An analysis of the data presented in Fig. 3 indicates that a detergent composition having from about 10% to about 17% light ash and from about 15.5% to about 32.5% grade 90 ash produces detergent compositions having relatively high bulk densities. The detergent composition having 20.8% light ash and 11.7% grade 90 ash has a dramatically lower bulk density of 0.68. The data also reveal that as the amount of grade 90 ash increases, the dispensing time decreases. Dispensing time was calculated by measuring the amount of time it took to disperse an 80 gram sample from a washing machine having a side flow dispenser with a water flow rate of 1.9 litre/minute. Lower dispensing times are viewed as "better." The data indicate, therefore, that surprisingly high bulk density detergent compositions can be obtained by the combination of a light density sodium carbonate having a density from about 0.50 g/ml to about 0.56 g/ml with a different light density sodium carbonate having a density from about 0.60 g/ml to about 0.65 g/ml. This combination of sodium carbonates also provides surprisingly improved dispensing characteristics.

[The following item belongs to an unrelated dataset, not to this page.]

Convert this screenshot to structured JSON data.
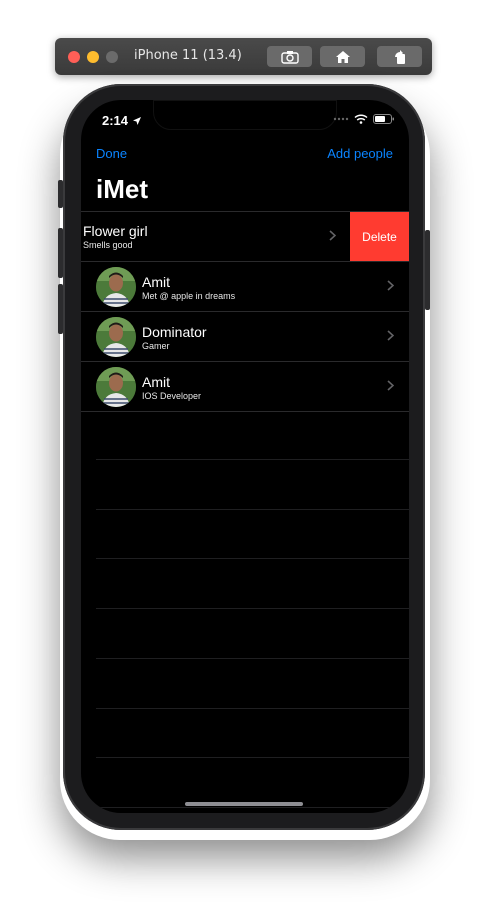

The preparation of the enzyme blend/carbonate blend containing detergent composition can be carried out in any conventional manner known in the art.

Claims

A high density, readily dispensable detergent comprising:

from about 15 to about 20% nonionic surfactant; and

from about 30% to about 45% of a blend of light density sodium carbonate having a density of from about .5 g/ml to about .56 g/ml and a medium light density sodium carbonate having a density of from about .60 g/ml to about .65 g/ml, said light to medium light density carbonates being present in a ratio of from about 65:35 to about 30:70 with respect to one another.
A high density, readily dispensable powder detergent composition comprising:

from about 15% to about 20% nonionic surfactant;

from about 10% to about 17% sodium carbonate having a density of from about 0.50 g/ml to about 0.56 g/ml; and

from about 15.5% to about 32.5% sodium carbonate having a density of from about 0.60 g/ml to about 0.65 g/ml.
A detergent composition according to Claim 1 or Claim 2 which also includes from about .5% to about 1.5% of at least one enzyme.
A detergent composition according to Claim 3 in which said at least one enzyme comprises an alkaline protease enzyme.
A detergent composition according to Claim 3 or Claim 4 in which said enzyme comprises a blend of ESPERASE, MAXACAL (SAVINASE) and KAZUSASE.
A detergent composition according to Claim 5 in which said three enzymes are present relative to one another in the following amounts: from about 3.5 to about 20 parts by weight KAZUSASE, from about 31 to about 51 parts by weight ESPERASE, and from about 40 to about 52 parts by weight MAXACAL (SAVINASE) in 100 parts by weight enzyme.
A detergent composition according to Claim 3 wherein said enzyme is at least one proteolytic enzyme derived from bacteria.
A detergent composition according to Claim 7 wherein said enzyme is at least one Bacillus sp. alkaline protease.
A method for optimizing the bulk density and dispensibility from an automatic dispensing washing machine of a nonionic detergent composition comprising:
using from about 30% to about 45% by weight of a blend of a light density sodium carbonate having a density of from about .50 g/ml to about .56 g/ml and a medium light density sodium carbonate having a density of from about .60 g/ml to about .65 g/ml in a ratio of said light to medium light density carbonates of from about 65:35 to about 30:70 in said composition, along with from about 15% to about 20% by weight of a nonionic surfactant.